She went quickly in.
VII
It was a morning in the middle of October when Dent and Pansy were married.
The night before had been cool and clear after a rain and a long-speared frost had fallen. Even before the sun lifted itself above the white land, a full red rose of the sky behind the rotting barn, those early abroad foresaw what the day would be. Nature had taken personal interest in this union of her two children, who worshipped her in their work and guarded her laws in their characters, and had arranged that she herself should be present in bridal livery.
The two prim little evergreens which grew one on each side of the door-step waited at respectful attention like heavily powdered festal lackeys. The scraggy aged cedars of the yard stood about in green velvet and brocade incrusted with gems. The doorsteps themselves were softly piled with the white flowers of the frost, and the bricks of the pavement strewn with multitudinous shells and stars of dew and air. Every poor stub of grass, so economically cropped by the geese, wore something to make it shine. In the back yard a clothes-line stretched between a damson and a peach tree, and on it hung forgotten some of Pansy’s father’s underclothes; but Nature did what she could to make the toiler’s raiment look like diamonded banners, flung bravely to the breeze in honor of his new son-in-law. Everything—the duck troughs, the roof of the stable, the cart shafts, the dry-goods box used as a kennel—had ugliness hidden away under that prodigal revelling ermine of decoration. The sun itself had not long risen before Nature even drew over that a bridal veil of silver mist, so that the whole earth was left wrapped in whiteness that became holiness.
Pansy had said that she desired a quiet wedding, so that she herself had shut up the ducks that they might not get to Mrs. Meredith. And then she had made the rounds and fed everything; and now a certain lethargy and stupor of food quieted all creatures and gave to the valley the dignity of a vocal solitude.

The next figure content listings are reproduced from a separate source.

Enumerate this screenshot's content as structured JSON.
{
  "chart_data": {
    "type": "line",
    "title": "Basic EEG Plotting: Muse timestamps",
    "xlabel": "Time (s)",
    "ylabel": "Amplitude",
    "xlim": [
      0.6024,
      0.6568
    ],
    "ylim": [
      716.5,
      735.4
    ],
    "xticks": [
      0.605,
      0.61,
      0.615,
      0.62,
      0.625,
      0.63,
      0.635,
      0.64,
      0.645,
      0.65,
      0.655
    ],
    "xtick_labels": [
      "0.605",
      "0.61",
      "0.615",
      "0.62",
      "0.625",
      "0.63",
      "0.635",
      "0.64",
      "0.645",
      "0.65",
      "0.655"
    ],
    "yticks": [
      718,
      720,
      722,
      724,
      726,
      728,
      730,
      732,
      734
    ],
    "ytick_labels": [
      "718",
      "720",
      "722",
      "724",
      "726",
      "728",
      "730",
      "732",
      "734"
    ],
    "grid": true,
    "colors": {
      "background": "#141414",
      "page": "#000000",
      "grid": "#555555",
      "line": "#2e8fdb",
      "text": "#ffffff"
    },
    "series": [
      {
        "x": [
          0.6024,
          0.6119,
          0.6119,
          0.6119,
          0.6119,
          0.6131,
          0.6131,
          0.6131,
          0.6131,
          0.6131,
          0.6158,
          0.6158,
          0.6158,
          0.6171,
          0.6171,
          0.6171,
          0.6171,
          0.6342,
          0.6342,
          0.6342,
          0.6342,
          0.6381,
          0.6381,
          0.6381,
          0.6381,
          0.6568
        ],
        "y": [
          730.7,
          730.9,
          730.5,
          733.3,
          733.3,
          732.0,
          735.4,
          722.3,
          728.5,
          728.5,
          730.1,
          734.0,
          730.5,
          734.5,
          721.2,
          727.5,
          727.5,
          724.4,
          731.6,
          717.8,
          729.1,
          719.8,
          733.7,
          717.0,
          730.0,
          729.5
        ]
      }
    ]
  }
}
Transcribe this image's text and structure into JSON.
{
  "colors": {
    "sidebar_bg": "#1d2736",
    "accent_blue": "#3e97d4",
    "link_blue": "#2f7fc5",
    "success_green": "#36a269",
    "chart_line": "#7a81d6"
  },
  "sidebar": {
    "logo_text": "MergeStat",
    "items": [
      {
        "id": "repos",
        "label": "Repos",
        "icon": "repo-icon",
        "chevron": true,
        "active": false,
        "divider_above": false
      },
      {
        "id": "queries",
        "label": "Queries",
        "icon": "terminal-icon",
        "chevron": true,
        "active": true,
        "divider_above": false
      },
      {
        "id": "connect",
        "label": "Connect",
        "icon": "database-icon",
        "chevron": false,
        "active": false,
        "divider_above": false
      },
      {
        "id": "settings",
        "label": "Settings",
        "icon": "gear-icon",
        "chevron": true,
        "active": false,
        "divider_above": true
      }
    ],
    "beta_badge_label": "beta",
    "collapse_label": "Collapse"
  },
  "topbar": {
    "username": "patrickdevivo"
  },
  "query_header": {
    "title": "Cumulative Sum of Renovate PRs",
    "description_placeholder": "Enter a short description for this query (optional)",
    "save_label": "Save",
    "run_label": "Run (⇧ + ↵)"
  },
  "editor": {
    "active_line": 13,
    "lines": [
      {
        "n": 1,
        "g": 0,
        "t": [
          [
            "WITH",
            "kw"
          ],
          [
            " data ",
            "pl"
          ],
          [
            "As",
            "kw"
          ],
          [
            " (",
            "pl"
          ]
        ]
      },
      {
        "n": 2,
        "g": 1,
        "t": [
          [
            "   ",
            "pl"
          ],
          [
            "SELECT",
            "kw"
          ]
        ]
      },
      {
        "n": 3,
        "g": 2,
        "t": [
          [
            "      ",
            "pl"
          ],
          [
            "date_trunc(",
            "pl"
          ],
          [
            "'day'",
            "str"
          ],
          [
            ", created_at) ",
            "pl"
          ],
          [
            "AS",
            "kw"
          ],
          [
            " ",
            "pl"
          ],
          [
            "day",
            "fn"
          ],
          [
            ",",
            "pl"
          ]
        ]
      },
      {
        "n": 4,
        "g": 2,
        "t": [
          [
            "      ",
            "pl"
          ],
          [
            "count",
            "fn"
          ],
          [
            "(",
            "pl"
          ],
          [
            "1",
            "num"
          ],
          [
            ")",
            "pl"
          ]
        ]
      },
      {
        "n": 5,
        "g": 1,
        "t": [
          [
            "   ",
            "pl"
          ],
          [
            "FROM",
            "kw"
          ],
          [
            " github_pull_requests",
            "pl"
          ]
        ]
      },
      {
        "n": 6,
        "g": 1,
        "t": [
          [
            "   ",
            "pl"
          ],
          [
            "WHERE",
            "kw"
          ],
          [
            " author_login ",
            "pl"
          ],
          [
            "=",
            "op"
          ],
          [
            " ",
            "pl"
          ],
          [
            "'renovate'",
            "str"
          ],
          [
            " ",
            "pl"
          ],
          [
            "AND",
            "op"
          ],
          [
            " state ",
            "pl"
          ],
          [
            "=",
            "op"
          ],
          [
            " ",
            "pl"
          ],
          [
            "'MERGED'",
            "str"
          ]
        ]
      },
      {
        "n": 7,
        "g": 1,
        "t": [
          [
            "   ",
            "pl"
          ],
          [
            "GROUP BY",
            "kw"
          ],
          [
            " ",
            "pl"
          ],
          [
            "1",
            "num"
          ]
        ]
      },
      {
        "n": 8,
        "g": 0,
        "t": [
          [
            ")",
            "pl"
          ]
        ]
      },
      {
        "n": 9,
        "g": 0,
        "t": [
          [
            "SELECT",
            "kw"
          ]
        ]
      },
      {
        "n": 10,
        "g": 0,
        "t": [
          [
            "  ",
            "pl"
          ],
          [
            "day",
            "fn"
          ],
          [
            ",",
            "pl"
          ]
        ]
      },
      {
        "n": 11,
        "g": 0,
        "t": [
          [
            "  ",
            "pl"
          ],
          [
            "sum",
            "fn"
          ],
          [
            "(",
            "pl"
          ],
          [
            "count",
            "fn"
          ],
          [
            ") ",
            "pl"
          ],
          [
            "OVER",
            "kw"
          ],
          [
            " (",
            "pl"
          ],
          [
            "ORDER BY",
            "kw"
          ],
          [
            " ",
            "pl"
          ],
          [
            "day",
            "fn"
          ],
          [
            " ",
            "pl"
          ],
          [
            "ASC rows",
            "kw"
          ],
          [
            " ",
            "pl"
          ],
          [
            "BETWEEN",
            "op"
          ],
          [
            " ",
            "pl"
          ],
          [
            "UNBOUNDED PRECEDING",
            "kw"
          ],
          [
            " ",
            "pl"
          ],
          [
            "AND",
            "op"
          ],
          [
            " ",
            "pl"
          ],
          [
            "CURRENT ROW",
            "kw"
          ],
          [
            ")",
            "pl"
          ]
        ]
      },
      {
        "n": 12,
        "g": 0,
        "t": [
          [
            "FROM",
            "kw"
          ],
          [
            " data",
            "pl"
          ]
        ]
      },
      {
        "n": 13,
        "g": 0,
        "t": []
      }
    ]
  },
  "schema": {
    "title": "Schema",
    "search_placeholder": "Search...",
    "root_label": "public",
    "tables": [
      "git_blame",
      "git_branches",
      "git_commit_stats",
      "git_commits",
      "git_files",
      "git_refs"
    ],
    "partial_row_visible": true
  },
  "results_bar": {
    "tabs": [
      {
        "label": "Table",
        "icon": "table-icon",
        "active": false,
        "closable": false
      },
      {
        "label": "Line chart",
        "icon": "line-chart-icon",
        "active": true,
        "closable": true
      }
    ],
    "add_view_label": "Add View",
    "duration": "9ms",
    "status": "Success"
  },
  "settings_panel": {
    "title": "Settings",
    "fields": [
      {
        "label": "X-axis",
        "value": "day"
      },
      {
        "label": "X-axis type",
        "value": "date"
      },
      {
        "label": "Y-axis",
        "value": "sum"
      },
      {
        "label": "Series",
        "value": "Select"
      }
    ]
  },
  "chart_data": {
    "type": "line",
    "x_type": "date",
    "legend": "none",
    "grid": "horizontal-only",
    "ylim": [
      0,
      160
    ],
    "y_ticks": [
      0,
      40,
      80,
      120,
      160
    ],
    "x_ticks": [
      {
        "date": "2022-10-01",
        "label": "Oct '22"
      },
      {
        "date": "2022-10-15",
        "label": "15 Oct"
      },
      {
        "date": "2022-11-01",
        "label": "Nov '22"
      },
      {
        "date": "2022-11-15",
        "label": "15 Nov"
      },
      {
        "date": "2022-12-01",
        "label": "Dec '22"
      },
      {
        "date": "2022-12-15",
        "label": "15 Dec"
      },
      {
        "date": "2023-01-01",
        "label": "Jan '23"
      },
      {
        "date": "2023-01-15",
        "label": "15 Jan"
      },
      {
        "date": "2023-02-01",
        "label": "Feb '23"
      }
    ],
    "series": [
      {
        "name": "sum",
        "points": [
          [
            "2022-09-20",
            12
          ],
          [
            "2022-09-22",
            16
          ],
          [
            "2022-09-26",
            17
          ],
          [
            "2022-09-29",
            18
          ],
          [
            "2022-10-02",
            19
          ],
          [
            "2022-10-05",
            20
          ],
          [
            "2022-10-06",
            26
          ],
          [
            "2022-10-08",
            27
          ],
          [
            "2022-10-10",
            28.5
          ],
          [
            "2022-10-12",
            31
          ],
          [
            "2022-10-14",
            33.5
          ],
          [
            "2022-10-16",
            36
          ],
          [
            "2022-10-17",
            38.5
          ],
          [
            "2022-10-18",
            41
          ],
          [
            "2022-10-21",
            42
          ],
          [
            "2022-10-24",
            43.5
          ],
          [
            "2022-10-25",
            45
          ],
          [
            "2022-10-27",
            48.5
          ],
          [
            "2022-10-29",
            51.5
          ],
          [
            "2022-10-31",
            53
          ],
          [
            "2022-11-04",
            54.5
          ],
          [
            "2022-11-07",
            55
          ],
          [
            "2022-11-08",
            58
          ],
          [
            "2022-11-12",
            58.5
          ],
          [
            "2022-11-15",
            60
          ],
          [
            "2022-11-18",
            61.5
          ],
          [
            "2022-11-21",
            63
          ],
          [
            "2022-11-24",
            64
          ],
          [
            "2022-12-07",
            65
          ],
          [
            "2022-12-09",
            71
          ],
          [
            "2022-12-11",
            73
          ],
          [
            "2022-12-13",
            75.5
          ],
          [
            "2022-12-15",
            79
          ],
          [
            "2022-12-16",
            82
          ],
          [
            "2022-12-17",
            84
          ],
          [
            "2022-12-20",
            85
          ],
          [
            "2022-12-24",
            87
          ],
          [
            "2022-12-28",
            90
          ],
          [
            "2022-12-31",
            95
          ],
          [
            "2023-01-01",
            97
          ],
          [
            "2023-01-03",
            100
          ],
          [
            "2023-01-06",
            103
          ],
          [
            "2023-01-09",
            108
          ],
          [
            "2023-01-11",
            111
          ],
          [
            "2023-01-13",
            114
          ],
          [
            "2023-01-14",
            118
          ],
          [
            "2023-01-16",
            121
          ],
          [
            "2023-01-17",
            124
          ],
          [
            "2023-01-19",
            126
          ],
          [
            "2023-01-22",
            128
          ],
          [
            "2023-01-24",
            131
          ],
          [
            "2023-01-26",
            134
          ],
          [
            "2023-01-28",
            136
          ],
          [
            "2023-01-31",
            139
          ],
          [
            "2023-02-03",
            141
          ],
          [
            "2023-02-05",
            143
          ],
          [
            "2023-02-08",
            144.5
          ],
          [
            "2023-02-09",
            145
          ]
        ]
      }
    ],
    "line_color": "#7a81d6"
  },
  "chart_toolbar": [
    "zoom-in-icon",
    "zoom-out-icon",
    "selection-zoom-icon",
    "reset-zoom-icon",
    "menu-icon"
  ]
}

The botanist bride was not in the least abashed during the ceremony. Nor proud: Mrs. Meredith more gratefully noticed this. And she watched closely and discovered with relief that Pansy did not once glance at her with uneasiness or for approval. The mother looked at Dent with eyes growing dim. “She will never seem to be the wife of my son,” she said, “but she will make her children look like his children.”
And so it was all over and they were gone—slipped away through the hiding white mists without a doubt of themselves, without a doubt of each other, mating as naturally as the wild creatures who never know the problems of human selection, or the problems that civilization leaves to be settled after selection has been made.
Mrs. Meredith and Rowan and the clergyman were left with the father and the children, and with an unexampled wedding collation—one of Pansy’s underived masterpieces. The clergyman frightened the younger children; they had never seen his like either with respect to his professional robes or his superhuman clerical voice—their imaginations balancing unsteadily between the impossibility of his being a man in a nightgown and the impossibility of his being a woman with a mustache.